Lucy Wainman, Head of Sales (China) at Sucden Financial, said:

“We are pleased to offer clients the opportunity to trade Shanghai nickel futures and options contracts, further broadening our access to Chinese markets. This milestone reflects the hard work of our team and the long-standing relationships we have built in China. We would like to thank SHFE and Chinese regulators for their support and constructive engagement.”

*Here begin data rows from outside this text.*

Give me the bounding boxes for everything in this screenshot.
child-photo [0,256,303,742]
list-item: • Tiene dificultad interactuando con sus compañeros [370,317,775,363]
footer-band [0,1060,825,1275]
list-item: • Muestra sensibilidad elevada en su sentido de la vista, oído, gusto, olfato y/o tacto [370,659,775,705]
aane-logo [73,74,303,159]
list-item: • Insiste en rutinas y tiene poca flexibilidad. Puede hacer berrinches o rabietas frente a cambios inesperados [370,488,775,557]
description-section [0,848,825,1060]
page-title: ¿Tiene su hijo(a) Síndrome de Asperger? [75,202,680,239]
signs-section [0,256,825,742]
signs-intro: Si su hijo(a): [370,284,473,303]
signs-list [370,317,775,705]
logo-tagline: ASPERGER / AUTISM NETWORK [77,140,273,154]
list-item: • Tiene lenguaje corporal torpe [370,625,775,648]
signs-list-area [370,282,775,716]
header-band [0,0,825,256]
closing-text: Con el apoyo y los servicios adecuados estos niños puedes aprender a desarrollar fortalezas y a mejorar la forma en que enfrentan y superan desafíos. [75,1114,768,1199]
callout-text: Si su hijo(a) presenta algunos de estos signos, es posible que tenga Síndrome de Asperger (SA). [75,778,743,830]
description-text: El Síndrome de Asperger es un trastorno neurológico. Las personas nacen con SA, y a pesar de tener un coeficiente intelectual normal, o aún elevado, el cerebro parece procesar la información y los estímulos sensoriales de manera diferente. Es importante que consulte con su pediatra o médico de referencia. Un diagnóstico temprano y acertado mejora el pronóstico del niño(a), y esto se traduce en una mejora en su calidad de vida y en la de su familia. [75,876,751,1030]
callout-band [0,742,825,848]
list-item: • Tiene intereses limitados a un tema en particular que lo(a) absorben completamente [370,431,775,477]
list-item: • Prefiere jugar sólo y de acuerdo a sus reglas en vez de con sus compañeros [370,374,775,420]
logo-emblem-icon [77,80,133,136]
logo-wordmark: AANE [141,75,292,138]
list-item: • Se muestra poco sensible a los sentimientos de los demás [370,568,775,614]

Marc Bailey, CEO of Sucden Financial, said:

“Expanding our global exchange coverage to include access to onshore mainland Chinese markets supports our organic growth strategy. By adding access to SHFE, we provide clients with an extended global reach through a single account. Continued investment in technology underpins our long-term commitment to our clients, enabling them to respond quickly to changing market dynamics and capture emerging opportunities.”

About Sucden Financial

With a history and heritage in commodity futures and options trading, Sucden Financial has evolved and diversified to become a leading global multi-asset execution, clearing and liquidity provider across FX, fixed income, and commodities.

Sucden Financial has a proven track record of over 50 years in financial markets. Since its foundation in 1973, it has been supported by its parent, Sucden, one of the world’s leading soft commodity trading groups, while remaining fully independent in its day-to-day trading operations.

Sucden Financial Limited is authorised and regulated by the Financial Conduct Authority.